To get from Campus Nord to Campus Süd by car, there is the connection via Vogelpothsweg/Baroper Straße. We recommend you leave your car on one of the parking lots at Campus Nord and use the H-Bahn (suspended monorail system), which conveniently connects the two campuses.
TU Dortmund University has its own train station ("Dortmund Universität"). From there, suburban trains (S-Bahn) leave for Dortmund main station ("Dortmund Hauptbahnhof") and Düsseldorf main station via the "Düsseldorf Airport Train Station" (take S-Bahn number 1, which leaves every 20 or 30 minutes). The university is easily reached from Bochum, Essen, Mülheim an der Ruhr and Duisburg.

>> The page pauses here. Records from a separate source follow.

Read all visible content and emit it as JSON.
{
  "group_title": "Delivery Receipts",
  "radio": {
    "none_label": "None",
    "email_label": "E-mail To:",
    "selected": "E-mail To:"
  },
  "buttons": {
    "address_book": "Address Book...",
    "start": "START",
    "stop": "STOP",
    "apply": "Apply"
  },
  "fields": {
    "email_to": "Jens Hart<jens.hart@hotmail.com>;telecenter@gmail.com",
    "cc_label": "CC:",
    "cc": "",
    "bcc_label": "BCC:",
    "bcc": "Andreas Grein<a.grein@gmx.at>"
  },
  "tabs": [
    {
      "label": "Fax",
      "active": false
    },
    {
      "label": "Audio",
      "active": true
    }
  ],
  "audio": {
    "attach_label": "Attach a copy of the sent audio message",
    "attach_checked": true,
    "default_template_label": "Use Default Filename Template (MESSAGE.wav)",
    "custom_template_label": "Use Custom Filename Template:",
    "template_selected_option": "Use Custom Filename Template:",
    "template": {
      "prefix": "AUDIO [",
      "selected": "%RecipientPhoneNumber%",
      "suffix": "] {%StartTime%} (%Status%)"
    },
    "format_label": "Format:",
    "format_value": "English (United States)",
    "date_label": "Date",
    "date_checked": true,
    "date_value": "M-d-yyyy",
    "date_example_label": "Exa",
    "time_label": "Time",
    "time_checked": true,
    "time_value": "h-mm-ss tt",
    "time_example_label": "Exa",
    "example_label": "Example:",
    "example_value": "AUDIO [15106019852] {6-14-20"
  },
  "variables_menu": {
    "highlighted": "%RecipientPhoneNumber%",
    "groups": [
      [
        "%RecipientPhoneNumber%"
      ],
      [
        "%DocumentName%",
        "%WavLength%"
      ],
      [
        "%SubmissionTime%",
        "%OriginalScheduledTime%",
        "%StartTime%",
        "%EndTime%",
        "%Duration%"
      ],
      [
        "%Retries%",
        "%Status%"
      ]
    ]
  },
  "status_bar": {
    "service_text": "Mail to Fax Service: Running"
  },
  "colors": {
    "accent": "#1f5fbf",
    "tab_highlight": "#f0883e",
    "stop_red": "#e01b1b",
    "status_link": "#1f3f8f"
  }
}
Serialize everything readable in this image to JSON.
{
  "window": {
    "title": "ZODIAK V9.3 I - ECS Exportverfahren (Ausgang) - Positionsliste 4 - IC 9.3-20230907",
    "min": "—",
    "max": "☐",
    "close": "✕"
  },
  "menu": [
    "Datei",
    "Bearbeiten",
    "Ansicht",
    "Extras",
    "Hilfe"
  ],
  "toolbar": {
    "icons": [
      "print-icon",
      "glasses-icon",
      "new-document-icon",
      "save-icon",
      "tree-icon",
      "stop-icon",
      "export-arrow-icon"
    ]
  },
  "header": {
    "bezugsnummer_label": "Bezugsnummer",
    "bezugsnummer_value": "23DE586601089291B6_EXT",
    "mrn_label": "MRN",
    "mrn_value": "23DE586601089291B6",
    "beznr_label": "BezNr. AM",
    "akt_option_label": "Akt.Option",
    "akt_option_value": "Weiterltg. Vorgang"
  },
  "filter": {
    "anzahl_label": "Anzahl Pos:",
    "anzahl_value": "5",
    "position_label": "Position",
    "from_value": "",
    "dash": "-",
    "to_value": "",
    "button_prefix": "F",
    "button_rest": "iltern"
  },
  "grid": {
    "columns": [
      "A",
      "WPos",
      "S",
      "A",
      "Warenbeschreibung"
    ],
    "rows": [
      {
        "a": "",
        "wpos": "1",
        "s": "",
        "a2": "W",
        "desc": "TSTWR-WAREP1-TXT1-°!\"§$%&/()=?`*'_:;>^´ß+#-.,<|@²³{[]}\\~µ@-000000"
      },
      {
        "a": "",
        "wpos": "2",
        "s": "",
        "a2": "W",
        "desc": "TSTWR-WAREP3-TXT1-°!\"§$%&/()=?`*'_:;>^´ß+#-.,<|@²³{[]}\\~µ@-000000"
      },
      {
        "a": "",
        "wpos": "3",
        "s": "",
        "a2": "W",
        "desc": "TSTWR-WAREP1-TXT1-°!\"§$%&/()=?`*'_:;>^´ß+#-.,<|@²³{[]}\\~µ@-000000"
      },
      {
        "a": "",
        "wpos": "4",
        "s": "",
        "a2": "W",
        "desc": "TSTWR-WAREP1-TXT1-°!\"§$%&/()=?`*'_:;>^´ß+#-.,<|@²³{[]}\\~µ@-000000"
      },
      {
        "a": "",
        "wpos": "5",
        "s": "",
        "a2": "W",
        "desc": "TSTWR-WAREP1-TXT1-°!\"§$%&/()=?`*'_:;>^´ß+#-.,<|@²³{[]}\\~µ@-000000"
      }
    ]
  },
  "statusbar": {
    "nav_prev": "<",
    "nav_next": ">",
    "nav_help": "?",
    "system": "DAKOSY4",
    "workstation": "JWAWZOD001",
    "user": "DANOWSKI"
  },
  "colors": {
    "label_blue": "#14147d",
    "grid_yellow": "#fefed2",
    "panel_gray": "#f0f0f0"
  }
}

You can also take the bus or subway train from Dortmund city to the university: From Dortmund main station, you can take any train bound for the Station "Stadtgarten", usually lines U41, U45, U 47 and U49. At "Stadtgarten" you switch trains and get on line U42 towards "Hombruch". Look out for the Station "An der Palmweide". From the bus stop just across the road, busses bound for TU Dortmund University leave every ten minutes (445, 447 and 462). Another option is to take the subway routes U41, U45, U47 and U49 from Dortmund main station to the stop "Dortmund Kampstraße". From there, take U43 or U44 to the stop "Dortmund Wittener Straße". Switch to bus line 447 and get off at "Dortmund Universität S".
The AirportExpress is a fast and convenient means of transport from Dortmund Airport (DTM) to Dortmund Central Station, taking you there in little more than 20 minutes. From Dortmund Central Station, you can continue to the university campus by interurban railway (S-Bahn). A larger range of international flight connections is offered at Düsseldorf Airport (DUS), which is about 60 kilometres away and can be directly reached by S-Bahn from the university station.
The H-Bahn is one of the hallmarks of TU Dortmund University. There are two stations on Campus Nord. One ("Dortmund Universität S") is directly located at the suburban train stop, which connects the university directly with the city of Dortmund and the rest of the Ruhr Area. Also from this station, there are connections to the "Technologiepark" and (via Campus Süd) Eichlinghofen. The other station is located at the dining hall at Campus Nord and offers a direct connection to Campus Süd every five minutes.